Le quotazioni del petrolio sono in decisa risalita quest’oggi, dopo i dati sul lavoro negli USA, pubblicati il venerdì scorso, che hanno forse dipinto un quadro più robusto per la prima economia del pianeta. Il prezzo del Brent si porta a ridosso dei 45 dollari a quota 42,90, quello del Wti viaggia sui 42,43 dollari.

Eppure, le scorte di greggio negli USA erano risultate in crescita a 522,5 milioni di barili al 29 luglio scorso, segnalando un persistente eccesso di offerta, nonostante siamo in piena stagione estiva, durante la quale aumentano i consumi di carburante per i maggiori spostamenti degli automobilisti.

Stando a quanto accaduto in tutti gli ultimi 5 anni, i futures per le consegne a settembre, negoziati fino alla metà di questo mese, dovrebbero diminuire rispetto a quelli inerenti le consegne in agosto. Sarà forse anche in prospettiva di un trend apparentemente calante, che nella settimana al 2 agosto si è registrato il record di contratti ribassisti sul greggio con 218.623 unità, il livello più alto dal 2006.

Petrolio USA, scorte elevate

Dunque, ci sarebbe molto pessimismo sul futuro dell’oro nero nelle prossime settimane. Ma allora, come mai i prezzi stanno recuperando nel range 40-45 dollari, dopo essere scesi sotto la soglia dei 40 a inizio agosto? Potremmo, anzitutto, ipotizzare un rimbalzo tecnico: diversi traders potrebbero avere deciso di chiudere le posizioni ribassiste delle settimane precedenti, capitalizzando i guadagni, anche nella convinzione che una discesa dei prezzi ai livelli attuali potrebbe arrestare il ritorno alla produzione di alcuni pozzi americani, ripristinati dopo il rally terminato a giugno.
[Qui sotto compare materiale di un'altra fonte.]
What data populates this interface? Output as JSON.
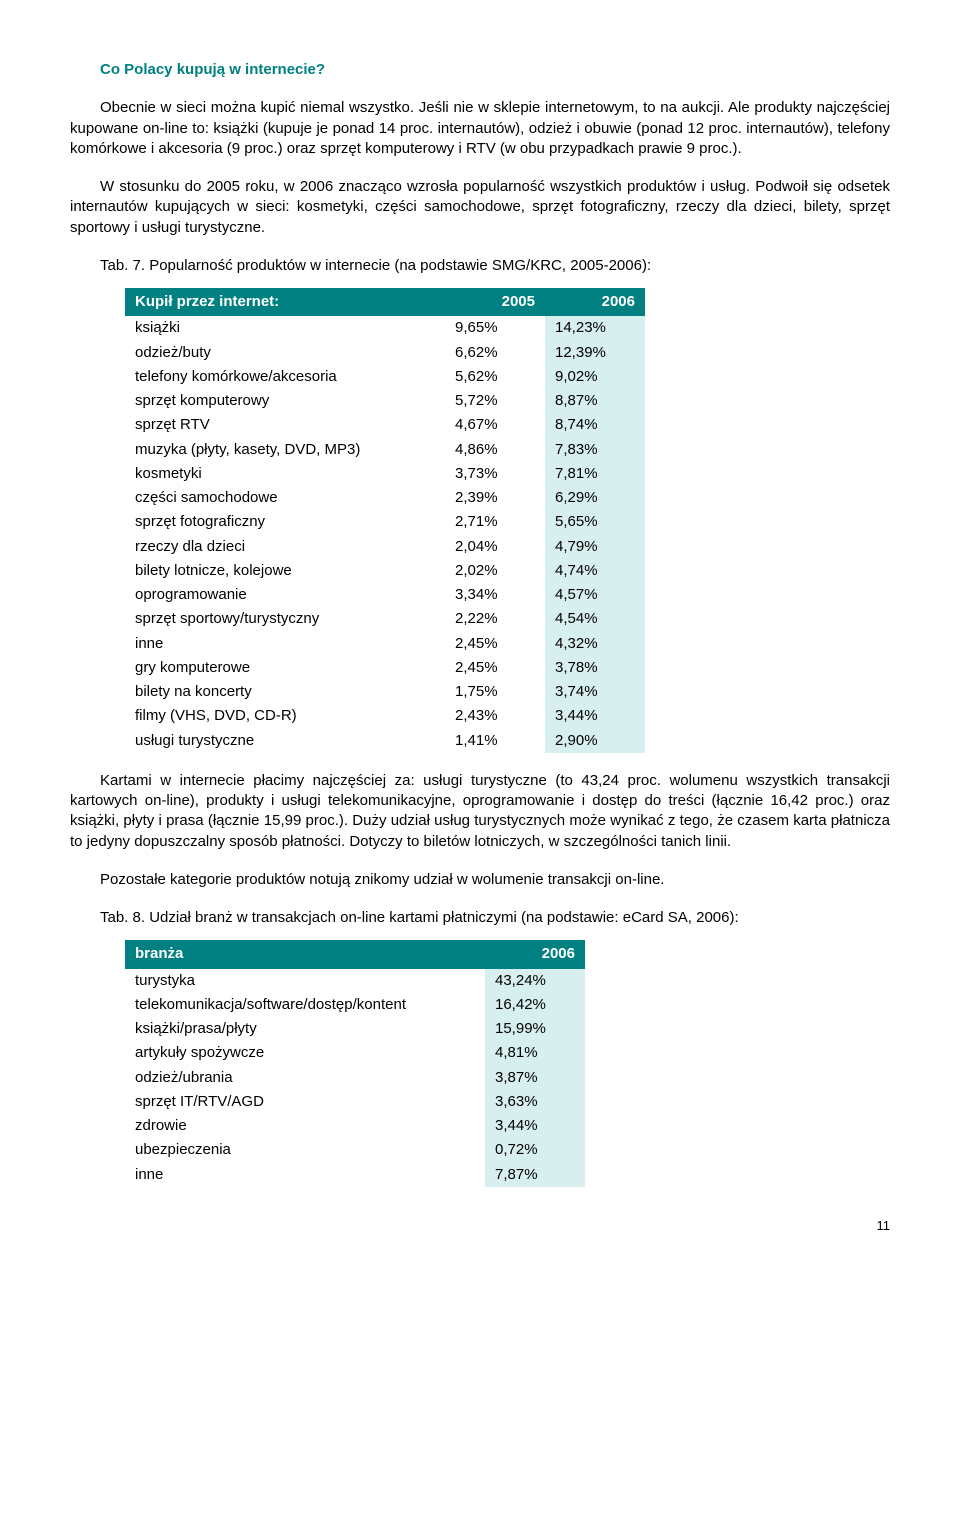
{
  "heading": "Co Polacy kupują w internecie?",
  "para1": "Obecnie w sieci można kupić niemal wszystko. Jeśli nie w sklepie internetowym, to na aukcji. Ale produkty najczęściej kupowane on-line to: książki (kupuje je ponad 14 proc. internautów), odzież i obuwie (ponad 12 proc. internautów), telefony komórkowe i akcesoria (9 proc.) oraz sprzęt komputerowy i RTV (w obu przypadkach prawie 9 proc.).",
  "para2": "W stosunku do 2005 roku, w 2006 znacząco wzrosła popularność wszystkich produktów i usług. Podwoił się odsetek internautów kupujących w sieci: kosmetyki, części samochodowe, sprzęt fotograficzny, rzeczy dla dzieci, bilety, sprzęt sportowy i usługi turystyczne.",
  "tab7_caption": "Tab. 7. Popularność produktów w internecie (na podstawie SMG/KRC, 2005-2006):",
  "tab7": {
    "header": {
      "c1": "Kupił przez internet:",
      "c2": "2005",
      "c3": "2006"
    },
    "rows": [
      {
        "label": "książki",
        "y2005": "9,65%",
        "y2006": "14,23%"
      },
      {
        "label": "odzież/buty",
        "y2005": "6,62%",
        "y2006": "12,39%"
      },
      {
        "label": "telefony komórkowe/akcesoria",
        "y2005": "5,62%",
        "y2006": "9,02%"
      },
      {
        "label": "sprzęt komputerowy",
        "y2005": "5,72%",
        "y2006": "8,87%"
      },
      {
        "label": "sprzęt RTV",
        "y2005": "4,67%",
        "y2006": "8,74%"
      },
      {
        "label": "muzyka (płyty, kasety, DVD, MP3)",
        "y2005": "4,86%",
        "y2006": "7,83%"
      },
      {
        "label": "kosmetyki",
        "y2005": "3,73%",
        "y2006": "7,81%"
      },
      {
        "label": "części samochodowe",
        "y2005": "2,39%",
        "y2006": "6,29%"
      },
      {
        "label": "sprzęt fotograficzny",
        "y2005": "2,71%",
        "y2006": "5,65%"
      },
      {
        "label": "rzeczy dla dzieci",
        "y2005": "2,04%",
        "y2006": "4,79%"
      },
      {
        "label": "bilety lotnicze, kolejowe",
        "y2005": "2,02%",
        "y2006": "4,74%"
      },
      {
        "label": "oprogramowanie",
        "y2005": "3,34%",
        "y2006": "4,57%"
      },
      {
        "label": "sprzęt sportowy/turystyczny",
        "y2005": "2,22%",
        "y2006": "4,54%"
      },
      {
        "label": "inne",
        "y2005": "2,45%",
        "y2006": "4,32%"
      },
      {
        "label": "gry komputerowe",
        "y2005": "2,45%",
        "y2006": "3,78%"
      },
      {
        "label": "bilety na koncerty",
        "y2005": "1,75%",
        "y2006": "3,74%"
      },
      {
        "label": "filmy (VHS, DVD, CD-R)",
        "y2005": "2,43%",
        "y2006": "3,44%"
      },
      {
        "label": "usługi turystyczne",
        "y2005": "1,41%",
        "y2006": "2,90%"
      }
    ],
    "col_widths": {
      "label": 320,
      "y2005": 100,
      "y2006": 100
    },
    "colors": {
      "header_bg": "#008080",
      "header_fg": "#ffffff",
      "alt_bg": "#d7efef"
    }
  },
  "para3": "Kartami w internecie płacimy najczęściej za: usługi turystyczne (to 43,24 proc. wolumenu wszystkich transakcji kartowych on-line), produkty i usługi telekomunikacyjne, oprogramowanie i dostęp do treści (łącznie 16,42 proc.) oraz książki, płyty i prasa (łącznie 15,99 proc.). Duży udział usług turystycznych może wynikać z tego, że czasem karta płatnicza to jedyny dopuszczalny sposób płatności. Dotyczy to biletów lotniczych, w szczególności tanich linii.",
  "para4": "Pozostałe kategorie produktów notują znikomy udział w wolumenie transakcji on-line.",
  "tab8_caption": "Tab. 8. Udział branż w transakcjach on-line kartami płatniczymi (na podstawie: eCard SA, 2006):",
  "tab8": {
    "header": {
      "c1": "branża",
      "c2": "2006"
    },
    "rows": [
      {
        "label": "turystyka",
        "val": "43,24%"
      },
      {
        "label": "telekomunikacja/software/dostęp/kontent",
        "val": "16,42%"
      },
      {
        "label": "książki/prasa/płyty",
        "val": "15,99%"
      },
      {
        "label": "artykuły spożywcze",
        "val": "4,81%"
      },
      {
        "label": "odzież/ubrania",
        "val": "3,87%"
      },
      {
        "label": "sprzęt IT/RTV/AGD",
        "val": "3,63%"
      },
      {
        "label": "zdrowie",
        "val": "3,44%"
      },
      {
        "label": "ubezpieczenia",
        "val": "0,72%"
      },
      {
        "label": "inne",
        "val": "7,87%"
      }
    ],
    "col_widths": {
      "label": 360,
      "val": 100
    },
    "colors": {
      "header_bg": "#008080",
      "header_fg": "#ffffff",
      "alt_bg": "#d7efef"
    }
  },
  "page_number": "11"
}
D’altra parte, vero è che i siti estrattivi attivi negli USA sono già saliti a 381 unità, il livello più alto dal marzo scorso, a conferma che diverse compagnie avrebbero aumentato la produzione e/o che pozzi considerati poco o per nulla remunerativi fino all’inizio di quest’anno, dopo il +90% segnato in tre mesi dai prezzi, ora sono nuovamente in funzione.

 

 

 

Nuove tensioni nell’OPEC

Ma è molto probabile che alla base del rialzo di queste ultime ore vi sia la prospettiva di un ennesimo vertice OPEC con all’ordine del giorno il taglio concordato della produzione. Tra i membri più attivi a spingere in questa direzione vi sono Venezuela, Ecuador e Kuwait, ma è già arrivato lo stop dalla Russia, non appartenente al cartello, ma che viene costantemente tenuto in considerazione per i colloqui, trattandosi del primo produttore globale.
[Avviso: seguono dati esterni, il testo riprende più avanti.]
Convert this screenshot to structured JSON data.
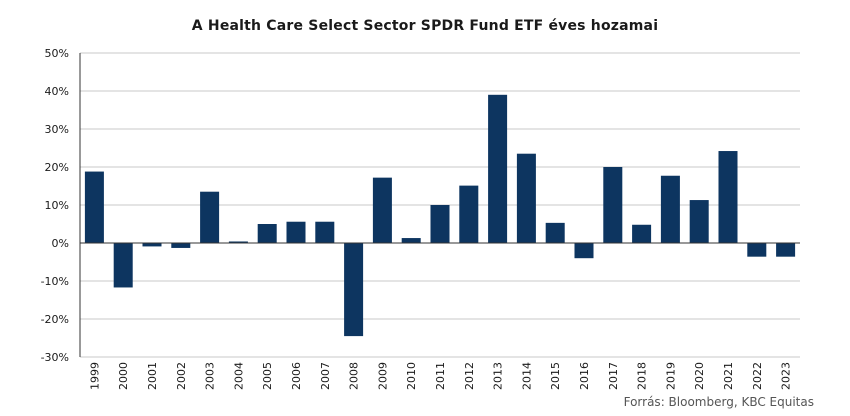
{
  "chart_data": {
    "type": "bar",
    "title": "A Health Care Select Sector SPDR Fund ETF éves hozamai",
    "xlabel": "",
    "ylabel": "",
    "categories": [
      "1999",
      "2000",
      "2001",
      "2002",
      "2003",
      "2004",
      "2005",
      "2006",
      "2007",
      "2008",
      "2009",
      "2010",
      "2011",
      "2012",
      "2013",
      "2014",
      "2015",
      "2016",
      "2017",
      "2018",
      "2019",
      "2020",
      "2021",
      "2022",
      "2023"
    ],
    "values": [
      18.8,
      -11.7,
      -0.9,
      -1.3,
      13.5,
      0.4,
      5.0,
      5.6,
      5.6,
      -24.5,
      17.2,
      1.3,
      10.0,
      15.1,
      39.0,
      23.5,
      5.3,
      -4.0,
      20.0,
      4.8,
      17.7,
      11.3,
      24.2,
      -3.6,
      -3.6
    ],
    "ylim": [
      -30,
      50
    ],
    "yticks": [
      "50%",
      "40%",
      "30%",
      "20%",
      "10%",
      "0%",
      "-10%",
      "-20%",
      "-30%"
    ],
    "ytick_values": [
      50,
      40,
      30,
      20,
      10,
      0,
      -10,
      -20,
      -30
    ],
    "grid": true,
    "legend": "none",
    "bar_color": "#0d3560",
    "source": "Forrás: Bloomberg,  KBC Equitas"
  }
}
Segnali distensivi non sarebbero arrivati nemmeno dal leader del gruppo, l’Arabia Saudita, che con circa 10,5 milioni di barili al giorno sta estraendo negli ultimi mesi a livelli record. Insieme all’Iraq, è responsabile di quasi l’intera crescita della produzione OPEC, al fine di neutralizzare il ritorno sui mercati internazionali dell’Iran dopo la fine dell’embargo contro le sue esportazioni.

Offerta petrolio è alta, eccesso rimane

Ormai, Teheran si sta portando ai livelli pre-sanzioni a 4 milioni di barili al giorno, ma per impedire agli iraniani di conquistare quote di mercato, i sauditi stanno imbracciando una vera battaglia commerciale, con sconti applicati sulle esportazioni in Asia.
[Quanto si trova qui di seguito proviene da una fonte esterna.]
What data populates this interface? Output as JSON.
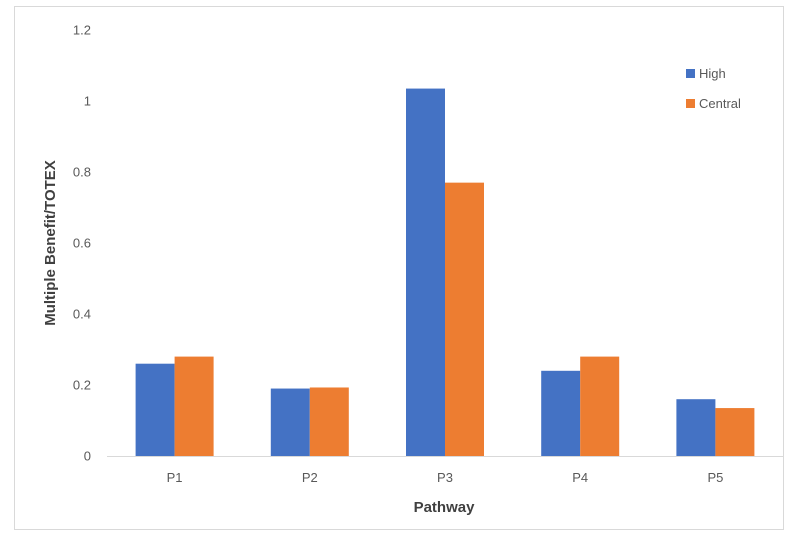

Un’altra notizia bearish per il mercato è data dai lavori in corso per ripristinare il porto di Es Sider, chiudo dalla fine del 2014 dopo un attacco sferrato da un gruppo di guerriglieri anti-governativi. L’obiettivo di Tripoli è di aumentare la produzione, crollata agli attuali 300.000 barili al giorno dall’apice di 1,78 milioni del 2008. Il potenziale di crescita del paese nordafricano è enorme e con l’apparente ritorno alla normalità politica (c’è in carica un governo di unità nazionale, riconosciuto dalla Comunità internazionale) è probabile che nel corso dei prossimi mesi un aumento delle estrazioni vi sia. Ciò, però, accresce i dubbi sui tempi dell’assorbimento dell’eccesso di offerta globale.